14th-century Maghrebi historian and author

Abū al-Ḥasan ʿAlī ibn Abī Zarʿ al-Fāsī (أبو الحسن علي بن أبي زرع الفاسي) (d. between 1310 and 1320) is the commonly presumed original author of the popular and influential medieval history of the Maghreb known as Rawd al-Qirtas, said to have been written at the instigation of Marinid Sultan Abu Sa'id Uthman II.

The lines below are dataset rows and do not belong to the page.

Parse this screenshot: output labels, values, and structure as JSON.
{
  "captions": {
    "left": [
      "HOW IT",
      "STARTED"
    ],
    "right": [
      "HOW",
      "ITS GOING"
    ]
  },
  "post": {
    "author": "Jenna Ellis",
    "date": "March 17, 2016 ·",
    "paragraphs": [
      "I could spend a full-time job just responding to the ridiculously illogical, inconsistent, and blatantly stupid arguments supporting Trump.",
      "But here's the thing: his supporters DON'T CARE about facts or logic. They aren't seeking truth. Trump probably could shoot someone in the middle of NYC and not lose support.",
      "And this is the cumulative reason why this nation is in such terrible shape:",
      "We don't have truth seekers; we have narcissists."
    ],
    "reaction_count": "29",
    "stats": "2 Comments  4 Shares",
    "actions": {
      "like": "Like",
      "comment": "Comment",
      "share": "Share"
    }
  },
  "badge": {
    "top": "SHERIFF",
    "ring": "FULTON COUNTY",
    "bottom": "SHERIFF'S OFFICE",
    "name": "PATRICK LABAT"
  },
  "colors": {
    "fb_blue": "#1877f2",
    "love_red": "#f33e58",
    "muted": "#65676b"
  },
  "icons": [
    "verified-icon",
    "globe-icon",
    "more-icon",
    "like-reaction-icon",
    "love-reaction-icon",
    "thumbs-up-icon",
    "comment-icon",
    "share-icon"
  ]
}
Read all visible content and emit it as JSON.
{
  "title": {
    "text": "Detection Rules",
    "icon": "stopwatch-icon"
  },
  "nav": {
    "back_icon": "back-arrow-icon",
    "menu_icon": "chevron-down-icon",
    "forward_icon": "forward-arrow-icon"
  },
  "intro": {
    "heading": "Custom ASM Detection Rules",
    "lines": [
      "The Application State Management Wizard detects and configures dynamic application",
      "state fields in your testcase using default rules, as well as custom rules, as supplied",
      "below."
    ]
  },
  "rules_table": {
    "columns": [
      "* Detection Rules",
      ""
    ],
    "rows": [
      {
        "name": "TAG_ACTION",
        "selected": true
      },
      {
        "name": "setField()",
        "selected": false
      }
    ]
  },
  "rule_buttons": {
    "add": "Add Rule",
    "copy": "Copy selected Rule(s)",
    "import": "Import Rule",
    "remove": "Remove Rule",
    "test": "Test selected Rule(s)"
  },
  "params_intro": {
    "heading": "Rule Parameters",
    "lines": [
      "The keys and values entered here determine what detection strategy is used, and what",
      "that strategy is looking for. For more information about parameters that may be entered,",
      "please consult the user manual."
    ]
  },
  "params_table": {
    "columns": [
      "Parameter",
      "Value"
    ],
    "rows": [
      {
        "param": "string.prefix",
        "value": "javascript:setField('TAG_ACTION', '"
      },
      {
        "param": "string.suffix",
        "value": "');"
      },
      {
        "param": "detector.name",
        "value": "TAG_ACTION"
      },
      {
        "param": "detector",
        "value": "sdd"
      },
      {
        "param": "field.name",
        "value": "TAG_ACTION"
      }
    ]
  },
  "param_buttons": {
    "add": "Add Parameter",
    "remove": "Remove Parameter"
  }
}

His full nasab is sometimes given as ibn Abd Allah ibn Abi Zar and sometimes as ibn Muhammad ibn Ahmad ibn Umar ibn Abi Zar. The uncertainty about his name and authorship of the Rawd is caused by the many variant manuscripts in circulation since the Middle Ages. Very little is known about his life except that he was evidently a scholar at Fes.